Dieser Entscheid kann innert 10 Tagen seit seiner Zustellung beim Obergericht, Obere Vorstadt 38, 5000 Aarau, mit Beschwerde angefochten werden.

Mit der Beschwerde können Rechtsverletzungen, einschliesslich Überschreitung und Missbrauch des Ermessens, Rechtsverweigerung und Rechtsverzögerung sowie unvollständige oder unrichtige Feststellung des Sachverhaltes gerügt werden. Die Beschwerde ist schriftlich und begründet einzureichen. Es ist genau anzugeben, welche Punkte des Entscheides angefochten werden, welche Gründe einen anderen Entscheid nahe legen und welche Beweismittel angerufen werden (Art. 385 Abs. 1 StPO).

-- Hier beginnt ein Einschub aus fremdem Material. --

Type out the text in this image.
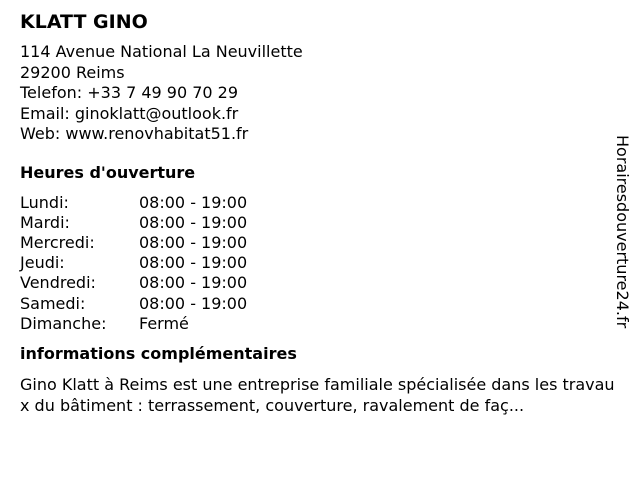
KLATT GINO
114 Avenue National La Neuvillette
29200 Reims
Telefon: +33 7 49 90 70 29
Email: ginoklatt@outlook.fr
Web: www.renovhabitat51.fr
Heures d'ouverture
Lundi:	08:00 - 19:00
Mardi:	08:00 - 19:00
Mercredi:	08:00 - 19:00
Jeudi:	08:00 - 19:00
Vendredi:	08:00 - 19:00
Samedi:	08:00 - 19:00
Dimanche:	Fermé
informations complémentaires
Gino Klatt à Reims est une entreprise familiale spécialisée dans les travaux du bâtiment : terrassement, couverture, ravalement de faç...
Horairesdouverture24.fr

Die Beschwerdefrist kann nicht erstreckt werden (Art. 89 Abs. 1 StPO). Fällt der letzte Tag der Frist auf einen Samstag, einen Sonntag oder einen vom Bundesrecht oder vom kantonalen Recht anerkannten Feiertag i.S.v. § 26 EG StPO, so endet sie am nächstfolgenden Werktag. Massgebend ist das Recht des Kantons, in dem die Partei oder ihr Rechtsbeistand den Wohnsitz oder den Sitz hat (Art. 90 Abs. 2 StPO).

Die Beschwerde hemmt die Rechtskraft und die Vollstreckbarkeit des angefochtenen Entscheides nicht (Art. 387 StPO).